Family Leave Expanded in Massachusetts
Tibor R. Machan
TIME leads off its June 26, 2006, central story as follows: “Every new parent knows that having~a baby means weeks without sleep. Should it also mean weeks without a paycheck?” The suggestion is that TIME is in favor of forcing companies pay families whose members cannot show up for work, or at least considers it a palatable development in public affairs. Rush Limbaugh spent some time with the item one days but he missed the major problem.
It is well known that one of the serious impediments to entrepreneurship throughout Europe is that companies are bound by labor laws to provide employees with nearly cradle to grave security. In consequence of this, these countries are experiencing slow growth and minimal start-ups in business. No wonder. If by law, not by freely formed employment agreement (that could contain some kind of mutually accepted exit option and heed market conditions), employees must provide innumerable benefits to employees, those thinking of starting a business will hesitate and often desist. Their investment will have to be calculated accordingly and will turn out to be far greater than market conditions may justify. Ergo, no business. Ergo, no employment. Which accounts for double digit unemployment figures in France, German, Spain, and elsewhere.
In the quasi-free market, capitalist U. S. A., in contrast, there are no federal laws mandating the provision of extensive benefits to employees, at least not yet. The Massachusetts legislature will not rest easy with this and is, accordingly, mimicking the German labor laws.
Of course, this will appear to be all so “generous” (with others’ resources) to those who will take advantage of the extended family leave. However, such coercive imposition of benefits ignores market conditions and therefore isn’t likely to be economically sound.
It seems like the legislators in Massachusetts and others who are pushing for these sort of Draconian labor regulations have not learned anything from the collapse of Soviet socialism. The entire Soviet bloc was rife with these kinds of laws—many people in those societies destroyed by such laws still pine after them nostalgically, unaware or forgetful of the damage such a system did to millions of people. The dream of guaranteed welfare provisions, put on the backs of people in the business world, can appear to be very cool until one tries to live them for a while. Then shortages, low wages, unemployment, lousy services, and mounting abuse finally calls attention to how terrible it is to be guided by such dreams.

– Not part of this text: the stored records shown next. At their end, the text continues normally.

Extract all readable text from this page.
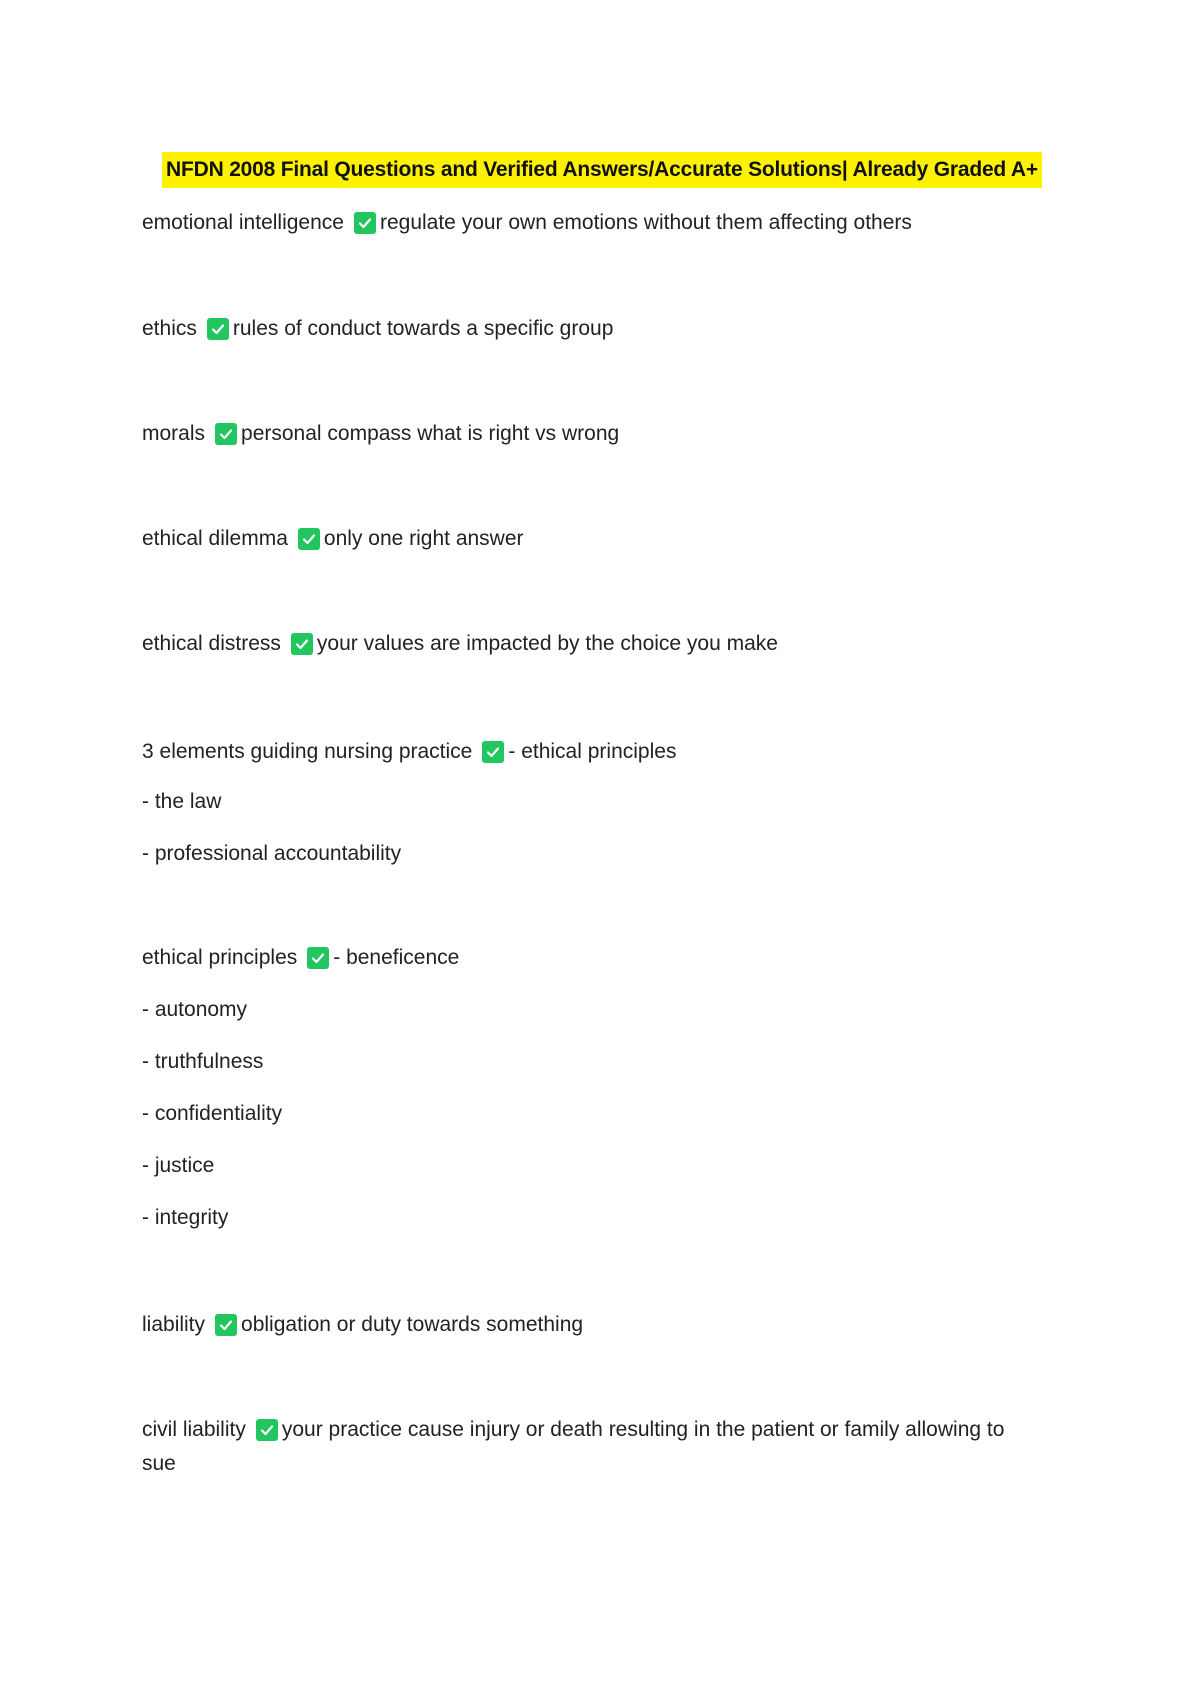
NFDN 2008 Final Questions and Verified Answers/Accurate Solutions| Already Graded A+
emotional intelligence regulate your own emotions without them affecting others
ethics rules of conduct towards a specific group
morals personal compass what is right vs wrong
ethical dilemma only one right answer
ethical distress your values are impacted by the choice you make
3 elements guiding nursing practice - ethical principles
- the law
- professional accountability
ethical principles - beneficence
- autonomy
- truthfulness
- confidentiality
- justice
- integrity
liability obligation or duty towards something
civil liability your practice cause injury or death resulting in the patient or family allowing to
sue
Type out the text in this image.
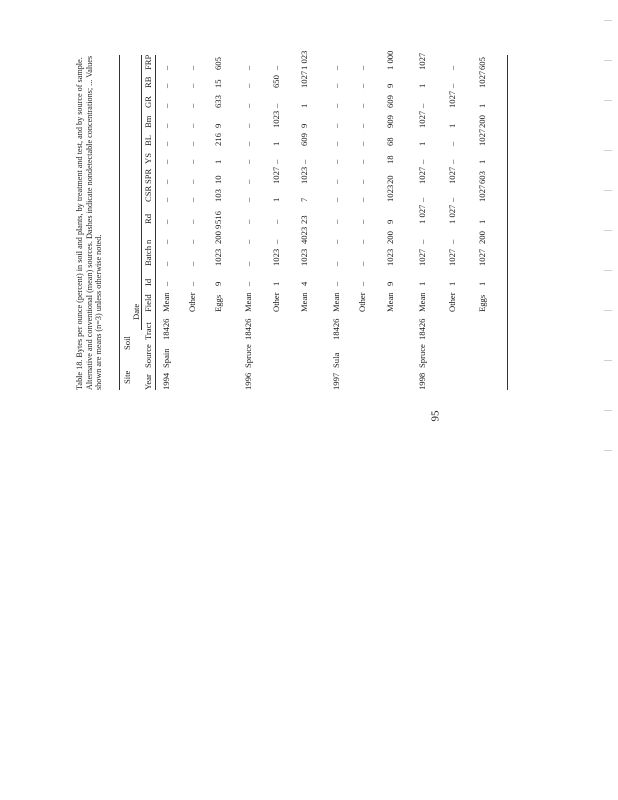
Table 18. Bytes per ounce (percent) in soil and plants, by treatment and test, and by source of sample. Alternative and conventional (mean) sources. Dashes indicate nondetectable concentrations; ... Values shown are means (n=3) unless otherwise noted. Site
Soil
Date
Year
Source
Tract
Field
Id
Batch
n
Rd
CSR
SPR
YS
BL
Bm
GR
RB
FRP
1994
Spain
18426
Mean
–
–
–
–
–
–
–
–
–
–
–
–
Other
–
–
–
–
–
–
–
–
–
–
–
–
Eggs
9
1023
200 9
516
103
10
1
216
9
633
15
605
1996
Spruce
18426
Mean
–
–
–
–
–
–
–
–
–
–
–
–
Other
1
1023
–
–
1
1027
–
1
1023
–
650
–
Mean
4
1023
4023
23
7
1023
–
609
9
1
1027
1 023
1997
Sula
18426
Mean
–
–
–
–
–
–
–
–
–
–
–
–
Other
–
–
–
–
–
–
–
–
–
–
–
–
Mean
9
1023
200
9
1023
20
18
68
909
609
9
1 000
1998
Spruce
18426
Mean
1
1027
–
1 027
–
1027
–
1
1027
–
1
1027
Other
1
1027
–
1 027
–
1027
–
–
1
1027
–
–
Eggs
1
1027
200
1
1027
603
1
1027
200
1
1027
605
95
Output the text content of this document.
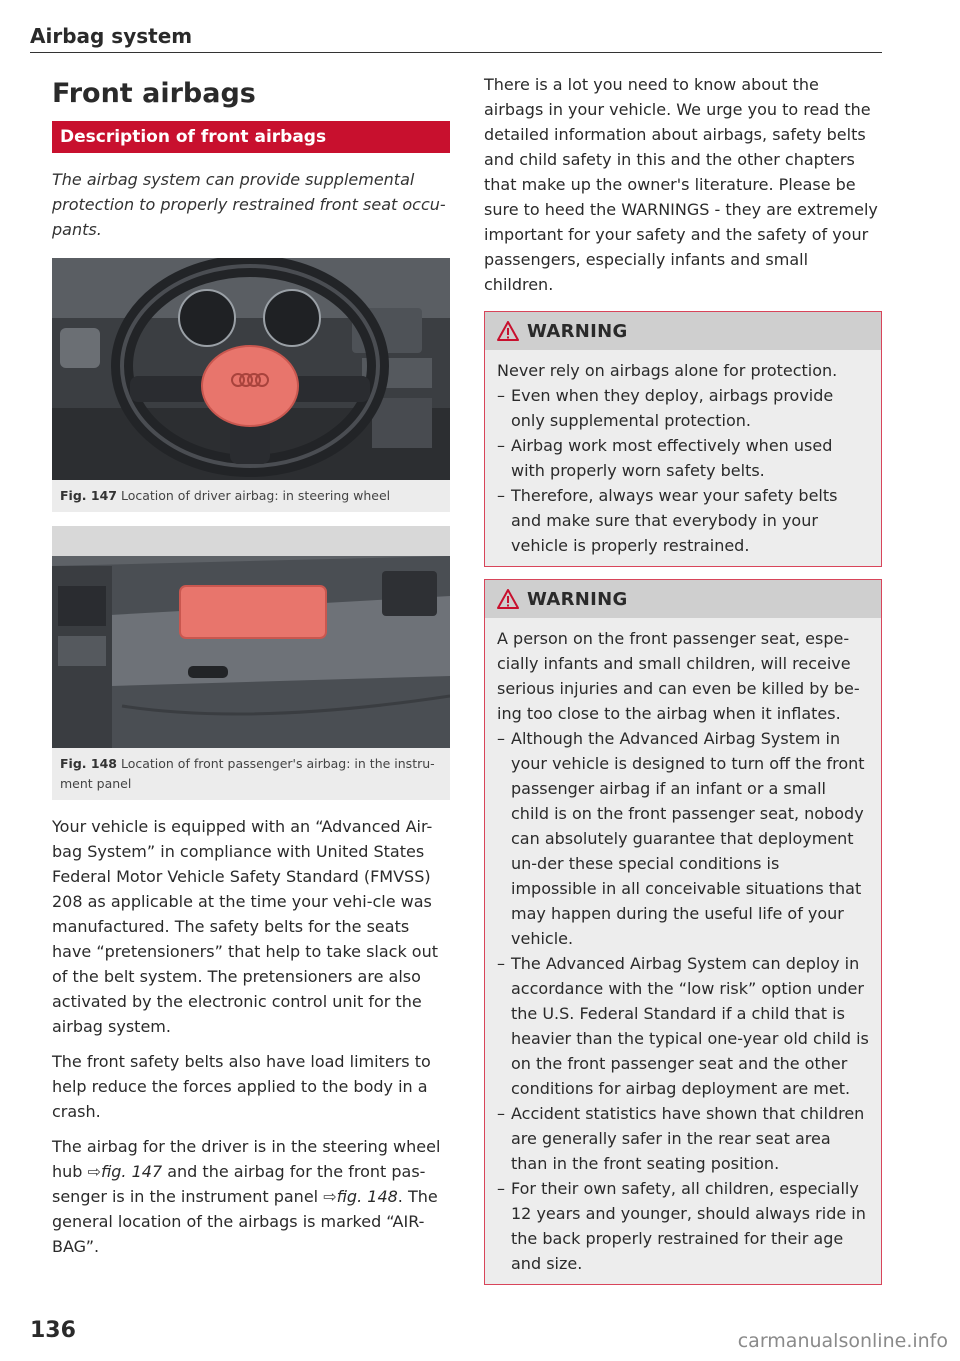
Airbag system
Front airbags
Description of front airbags

The airbag system can provide supplemental protection to properly restrained front seat occu-pants.

Fig. 147 Location of driver airbag: in steering wheel
Fig. 148 Location of front passenger's airbag: in the instru-ment panel

Your vehicle is equipped with an “Advanced Air-bag System” in compliance with United States Federal Motor Vehicle Safety Standard (FMVSS) 208 as applicable at the time your vehi-cle was manufactured. The safety belts for the seats have “pretensioners” that help to take slack out of the belt system. The pretensioners are also activated by the electronic control unit for the airbag system.

The front safety belts also have load limiters to help reduce the forces applied to the body in a crash.

The airbag for the driver is in the steering wheel hub ⇨fig. 147 and the airbag for the front pas-senger is in the instrument panel ⇨fig. 148. The general location of the airbags is marked “AIR-BAG”.

There is a lot you need to know about the airbags in your vehicle. We urge you to read the detailed information about airbags, safety belts and child safety in this and the other chapters that make up the owner's literature. Please be sure to heed the WARNINGS - they are extremely important for your safety and the safety of your passengers, especially infants and small children.

WARNING

Never rely on airbags alone for protection.

– Even when they deploy, airbags provide only supplemental protection.
– Airbag work most effectively when used with properly worn safety belts.
– Therefore, always wear your safety belts and make sure that everybody in your vehicle is properly restrained.
WARNING

A person on the front passenger seat, espe-cially infants and small children, will receive serious injuries and can even be killed by be-ing too close to the airbag when it inflates.

– Although the Advanced Airbag System in your vehicle is designed to turn off the front passenger airbag if an infant or a small child is on the front passenger seat, nobody can absolutely guarantee that deployment un-der these special conditions is impossible in all conceivable situations that may happen during the useful life of your vehicle.
– The Advanced Airbag System can deploy in accordance with the “low risk” option under the U.S. Federal Standard if a child that is heavier than the typical one-year old child is on the front passenger seat and the other conditions for airbag deployment are met.
– Accident statistics have shown that children are generally safer in the rear seat area than in the front seating position.
– For their own safety, all children, especially 12 years and younger, should always ride in the back properly restrained for their age and size.
136	carmanualsonline.info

A country that leaves business to fend for itself—i.e., no subsidies but also no mandated benefits to employees—may not appear to be sweet and lovely until one checks out its history, its employment market, its overall productivity. There cannot be too many false promises in such a country. Thus many shortsighted folks will find it wanting: “I might lose my job,” “I may have to wait with having kids until I can really afford having them,” or “My family will have to save up for children and the care they require and not be able, legally, to dump the cost on others.” Yes, all this sounds awful.

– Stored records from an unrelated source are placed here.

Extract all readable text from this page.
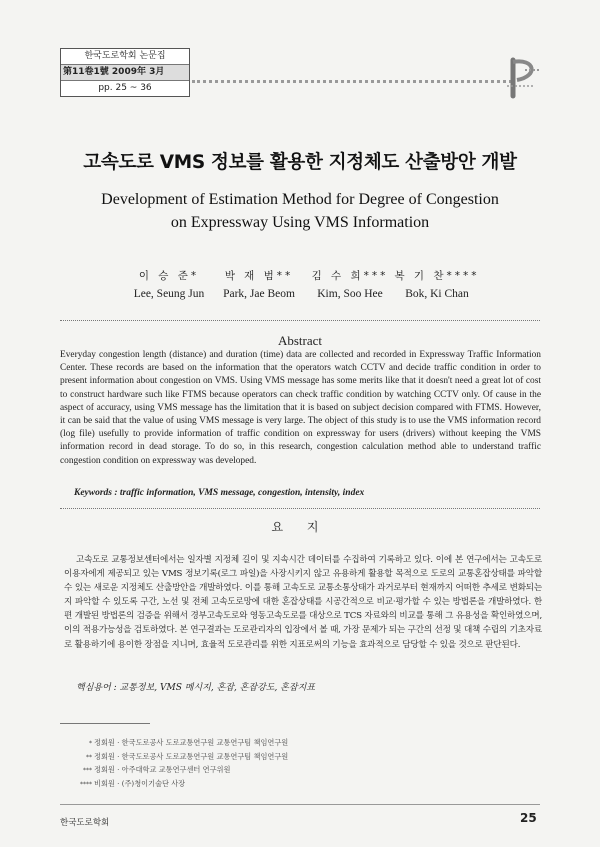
한국도로학회 논문집
第11卷1號 2009年 3月
pp. 25 ~ 36
고속도로 VMS 정보를 활용한 지정체도 산출방안 개발
Development of Estimation Method for Degree of Congestion
on Expressway Using VMS Information
이 승 준*
Lee, Seung Jun
박 재 범**
Park, Jae Beom
김 수 희***
Kim, Soo Hee
복 기 찬****
Bok, Ki Chan
Abstract
Everyday congestion length (distance) and duration (time) data are collected and recorded in Expressway Traffic Information Center. These records are based on the information that the operators watch CCTV and decide traffic condition in order to present information about congestion on VMS. Using VMS message has some merits like that it doesn't need a great lot of cost to construct hardware such like FTMS because operators can check traffic condition by watching CCTV only. Of cause in the aspect of accuracy, using VMS message has the limitation that it is based on subject decision compared with FTMS. However, it can be said that the value of using VMS message is very large. The object of this study is to use the VMS information record (log file) usefully to provide information of traffic condition on expressway for users (drivers) without keeping the VMS information record in dead storage. To do so, in this research, congestion calculation method able to understand traffic congestion condition on expressway was developed.
Keywords : traffic information, VMS message, congestion, intensity, index
요 지
고속도로 교통정보센터에서는 일자별 지정체 길이 및 지속시간 데이터를 수집하여 기록하고 있다. 이에 본 연구에서는 고속도로 이용자에게 제공되고 있는 VMS 정보기록(로그 파일)을 사장시키지 않고 유용하게 활용할 목적으로 도로의 교통혼잡상태를 파악할 수 있는 새로운 지정체도 산출방안을 개발하였다. 이를 통해 고속도로 교통소통상태가 과거로부터 현재까지 어떠한 추세로 변화되는지 파악할 수 있도록 구간, 노선 및 전체 고속도로망에 대한 혼잡상태를 시공간적으로 비교·평가할 수 있는 방법론을 개발하였다. 한편 개발된 방법론의 검증을 위해서 경부고속도로와 영동고속도로를 대상으로 TCS 자료와의 비교를 통해 그 유용성을 확인하였으며, 이의 적용가능성을 검토하였다. 본 연구결과는 도로관리자의 입장에서 볼 때, 가장 문제가 되는 구간의 선정 및 대책 수립의 기초자료로 활용하기에 용이한 장점을 지니며, 효율적 도로관리를 위한 지표로써의 기능을 효과적으로 담당할 수 있을 것으로 판단된다.
핵심용어 : 교통정보, VMS 메시지, 혼잡, 혼잡강도, 혼잡지표
* 정회원 · 한국도로공사 도로교통연구원 교통연구팀 책임연구원
** 정회원 · 한국도로공사 도로교통연구원 교통연구팀 책임연구원
*** 정회원 · 아주대학교 교통연구센터 연구위원
**** 비회원 · (주)청이기술단 사장
한국도로학회	25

Except that it is a far more realistic, and ultimately successful, approach to the employment situation. Massachusetts's politicians, of course, have been bathing in this dream world, what with Edward Kennedy & Co. in leadership positions there and the Boston university community awash with promoters of socialist public policies and methods.

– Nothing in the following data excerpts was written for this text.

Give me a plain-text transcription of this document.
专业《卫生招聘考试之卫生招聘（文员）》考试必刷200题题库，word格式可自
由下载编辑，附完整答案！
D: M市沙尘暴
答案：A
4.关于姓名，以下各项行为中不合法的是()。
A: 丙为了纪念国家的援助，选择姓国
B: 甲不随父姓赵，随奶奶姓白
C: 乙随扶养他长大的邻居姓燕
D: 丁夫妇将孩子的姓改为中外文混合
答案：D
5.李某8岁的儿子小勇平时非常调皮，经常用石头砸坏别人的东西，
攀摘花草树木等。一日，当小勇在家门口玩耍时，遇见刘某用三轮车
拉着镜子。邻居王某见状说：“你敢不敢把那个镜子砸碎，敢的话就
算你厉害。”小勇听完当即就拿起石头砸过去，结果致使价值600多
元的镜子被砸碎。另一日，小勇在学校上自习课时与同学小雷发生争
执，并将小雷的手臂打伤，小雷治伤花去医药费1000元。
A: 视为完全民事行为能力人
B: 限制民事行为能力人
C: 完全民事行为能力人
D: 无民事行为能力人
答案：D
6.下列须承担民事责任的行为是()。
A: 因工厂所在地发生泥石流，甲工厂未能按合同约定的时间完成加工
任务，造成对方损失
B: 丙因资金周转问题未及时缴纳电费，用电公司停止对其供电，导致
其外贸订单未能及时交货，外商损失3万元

Yet there is a chink in their armor, even apart from how bad their ideas are for the economy and from their very own point of view. These very same folks who dream of a socialist paradise here on earth are also strong advocates of population control and environmental precaution. Well, here is the news: promoting extended family leave and other mandated family benefits which help people avoid coming to grips with the full cost of parenthood is just the sort of policy that will increase child bearing. That, in turn, will be added burden to the environment, as well as to the public school system and all sort of related facilities the same parents who expect a free ride in these areas will expect in other areas of their lives.
At that point, look out. The prospects for a Soviet style meltdown will be approaching. In contrast to the anxieties associated with the free market capitalist system, that meltdown will be a true disaster all around.